BRASÍLIA, 28 de abril de 2026  O deputado federal Rafael Pezenti (MDB-SC) acionou o Tribunal de Contas da União para barrar uma licitação do Supremo Tribunal Federal. O pregão eletrônico nº 90010/2026 prevê a contratação de uma empresa para monitorar menções à Corte nas redes sociais. O valor estimado do contrato é de cerca de R$ 250 mil.

O serviço inclui a produção de relatórios diários, alertas em tempo real e análise de conteúdo publicado sobre o STF e seus ministros. As plataformas monitoradas seriam Instagram, X, YouTube, Facebook e TikTok. O deputado protocolou uma representação com pedido de medida cautelar no TCU.
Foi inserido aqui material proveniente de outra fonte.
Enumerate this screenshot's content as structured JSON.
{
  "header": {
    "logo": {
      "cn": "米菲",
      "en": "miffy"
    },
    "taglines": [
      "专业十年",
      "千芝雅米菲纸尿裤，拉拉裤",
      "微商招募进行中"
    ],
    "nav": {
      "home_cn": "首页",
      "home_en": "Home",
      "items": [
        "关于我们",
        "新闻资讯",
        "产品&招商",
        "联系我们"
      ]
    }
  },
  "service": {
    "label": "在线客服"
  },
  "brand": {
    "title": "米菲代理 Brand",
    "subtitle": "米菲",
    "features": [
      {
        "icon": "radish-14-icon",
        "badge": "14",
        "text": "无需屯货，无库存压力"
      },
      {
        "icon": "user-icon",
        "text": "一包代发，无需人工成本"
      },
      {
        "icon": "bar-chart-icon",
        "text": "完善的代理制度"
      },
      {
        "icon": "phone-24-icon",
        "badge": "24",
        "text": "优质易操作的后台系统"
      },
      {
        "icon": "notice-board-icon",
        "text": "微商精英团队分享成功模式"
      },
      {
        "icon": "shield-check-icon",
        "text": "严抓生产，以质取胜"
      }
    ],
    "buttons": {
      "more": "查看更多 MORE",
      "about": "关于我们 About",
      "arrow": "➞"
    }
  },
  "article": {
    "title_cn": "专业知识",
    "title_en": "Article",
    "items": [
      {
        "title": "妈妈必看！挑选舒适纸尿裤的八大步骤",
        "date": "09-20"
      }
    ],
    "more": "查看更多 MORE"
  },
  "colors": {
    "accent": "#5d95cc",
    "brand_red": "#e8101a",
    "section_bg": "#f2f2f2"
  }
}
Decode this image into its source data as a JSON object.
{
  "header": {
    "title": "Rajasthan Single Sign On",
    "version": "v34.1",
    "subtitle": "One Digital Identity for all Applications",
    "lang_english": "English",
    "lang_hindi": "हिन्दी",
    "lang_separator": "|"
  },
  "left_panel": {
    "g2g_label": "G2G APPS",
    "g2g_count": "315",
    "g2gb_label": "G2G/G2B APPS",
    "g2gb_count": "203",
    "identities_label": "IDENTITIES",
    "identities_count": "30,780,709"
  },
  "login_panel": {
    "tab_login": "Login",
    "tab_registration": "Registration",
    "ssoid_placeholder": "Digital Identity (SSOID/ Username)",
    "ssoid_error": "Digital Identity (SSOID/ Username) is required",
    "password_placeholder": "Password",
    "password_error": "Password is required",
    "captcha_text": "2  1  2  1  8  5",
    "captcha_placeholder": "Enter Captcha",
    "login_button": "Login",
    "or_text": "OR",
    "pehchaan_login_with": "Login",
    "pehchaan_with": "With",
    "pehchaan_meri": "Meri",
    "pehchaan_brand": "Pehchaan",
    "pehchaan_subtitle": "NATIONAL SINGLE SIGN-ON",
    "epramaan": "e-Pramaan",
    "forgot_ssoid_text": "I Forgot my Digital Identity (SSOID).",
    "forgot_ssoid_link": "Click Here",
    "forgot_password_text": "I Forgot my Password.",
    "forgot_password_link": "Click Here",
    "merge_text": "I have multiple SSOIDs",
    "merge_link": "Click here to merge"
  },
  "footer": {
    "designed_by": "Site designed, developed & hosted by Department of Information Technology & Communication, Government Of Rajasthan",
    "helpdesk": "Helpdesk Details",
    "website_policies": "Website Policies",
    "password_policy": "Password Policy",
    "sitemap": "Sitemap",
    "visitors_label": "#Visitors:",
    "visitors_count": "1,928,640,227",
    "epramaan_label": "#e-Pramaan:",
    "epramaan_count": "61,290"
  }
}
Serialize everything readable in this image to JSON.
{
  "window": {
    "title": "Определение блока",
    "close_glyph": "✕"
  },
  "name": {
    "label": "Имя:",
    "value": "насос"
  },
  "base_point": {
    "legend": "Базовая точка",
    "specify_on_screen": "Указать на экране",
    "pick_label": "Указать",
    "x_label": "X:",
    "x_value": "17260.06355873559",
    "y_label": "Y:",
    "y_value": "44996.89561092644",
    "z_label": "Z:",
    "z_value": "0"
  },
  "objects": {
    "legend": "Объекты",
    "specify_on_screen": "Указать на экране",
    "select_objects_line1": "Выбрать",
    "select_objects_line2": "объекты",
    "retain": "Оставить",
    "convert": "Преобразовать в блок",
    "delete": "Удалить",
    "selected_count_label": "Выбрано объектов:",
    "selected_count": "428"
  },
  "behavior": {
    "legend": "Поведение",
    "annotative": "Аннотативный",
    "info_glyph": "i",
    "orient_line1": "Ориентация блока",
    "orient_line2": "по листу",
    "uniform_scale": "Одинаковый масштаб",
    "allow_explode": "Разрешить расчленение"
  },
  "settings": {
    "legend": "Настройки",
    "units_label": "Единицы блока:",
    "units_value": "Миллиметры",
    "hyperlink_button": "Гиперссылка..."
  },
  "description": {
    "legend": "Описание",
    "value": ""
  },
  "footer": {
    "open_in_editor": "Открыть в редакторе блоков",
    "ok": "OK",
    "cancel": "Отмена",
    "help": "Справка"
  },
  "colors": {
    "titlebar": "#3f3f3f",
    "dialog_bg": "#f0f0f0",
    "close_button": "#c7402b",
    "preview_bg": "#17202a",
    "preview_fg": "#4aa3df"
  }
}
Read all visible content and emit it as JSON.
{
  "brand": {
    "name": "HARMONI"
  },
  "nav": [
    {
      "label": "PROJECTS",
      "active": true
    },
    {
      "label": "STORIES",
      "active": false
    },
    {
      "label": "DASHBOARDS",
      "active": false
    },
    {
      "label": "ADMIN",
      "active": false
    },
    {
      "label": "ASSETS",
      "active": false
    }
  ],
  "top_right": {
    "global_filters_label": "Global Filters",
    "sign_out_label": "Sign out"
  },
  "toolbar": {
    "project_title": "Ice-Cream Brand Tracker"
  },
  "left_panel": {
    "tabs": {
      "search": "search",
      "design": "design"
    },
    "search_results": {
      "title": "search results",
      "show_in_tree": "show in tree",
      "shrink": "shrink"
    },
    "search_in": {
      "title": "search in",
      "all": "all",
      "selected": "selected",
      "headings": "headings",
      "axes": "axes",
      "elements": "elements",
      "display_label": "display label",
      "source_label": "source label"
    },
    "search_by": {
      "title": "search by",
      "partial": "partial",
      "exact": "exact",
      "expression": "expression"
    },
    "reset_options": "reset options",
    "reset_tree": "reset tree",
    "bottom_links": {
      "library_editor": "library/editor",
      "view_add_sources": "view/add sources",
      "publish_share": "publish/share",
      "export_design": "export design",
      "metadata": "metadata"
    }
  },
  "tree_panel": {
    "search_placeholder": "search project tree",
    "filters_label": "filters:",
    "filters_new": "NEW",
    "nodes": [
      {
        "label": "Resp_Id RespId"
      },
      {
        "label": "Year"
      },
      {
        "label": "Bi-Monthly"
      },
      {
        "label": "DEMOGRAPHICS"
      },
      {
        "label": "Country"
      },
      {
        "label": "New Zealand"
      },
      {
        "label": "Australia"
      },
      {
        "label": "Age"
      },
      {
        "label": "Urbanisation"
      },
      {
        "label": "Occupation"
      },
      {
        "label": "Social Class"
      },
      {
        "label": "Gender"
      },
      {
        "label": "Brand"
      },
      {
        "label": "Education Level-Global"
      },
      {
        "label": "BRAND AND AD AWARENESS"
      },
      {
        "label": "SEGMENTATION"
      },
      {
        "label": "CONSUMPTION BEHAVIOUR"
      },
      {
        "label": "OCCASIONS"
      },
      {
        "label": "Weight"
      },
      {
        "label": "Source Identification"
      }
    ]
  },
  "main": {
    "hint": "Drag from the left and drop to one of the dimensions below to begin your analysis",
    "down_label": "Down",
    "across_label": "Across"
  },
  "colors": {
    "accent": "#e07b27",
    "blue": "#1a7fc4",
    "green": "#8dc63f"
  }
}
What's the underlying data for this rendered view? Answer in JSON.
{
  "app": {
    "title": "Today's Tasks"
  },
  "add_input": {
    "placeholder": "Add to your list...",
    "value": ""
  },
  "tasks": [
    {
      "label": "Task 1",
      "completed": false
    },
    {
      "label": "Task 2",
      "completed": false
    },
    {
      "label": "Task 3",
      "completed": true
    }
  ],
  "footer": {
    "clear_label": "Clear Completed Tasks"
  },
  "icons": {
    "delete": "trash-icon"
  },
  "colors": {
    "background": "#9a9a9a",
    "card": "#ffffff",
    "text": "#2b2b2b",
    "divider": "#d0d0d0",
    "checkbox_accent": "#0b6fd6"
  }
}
Pezenti sustenta que há indícios de irregularidades no certame. O parlamentar pede a suspensão imediata do pregão até o julgamento definitivo da representação. Ele também solicita a abertura de uma auditoria para apurar possíveis irregularidades. “A contratação apresenta indícios de irregularidade ou ilegalidade”, afirmou o deputado.

O parlamentar alerta que o contrato pode gerar dano ao erário. Além disso, ele cita violação aos princípios da administração pública. Um dos principais argumentos de Pezenti é o desvio de finalidade. Segundo ele, o serviço de monitoramento não atende a funções institucionais do Judiciário.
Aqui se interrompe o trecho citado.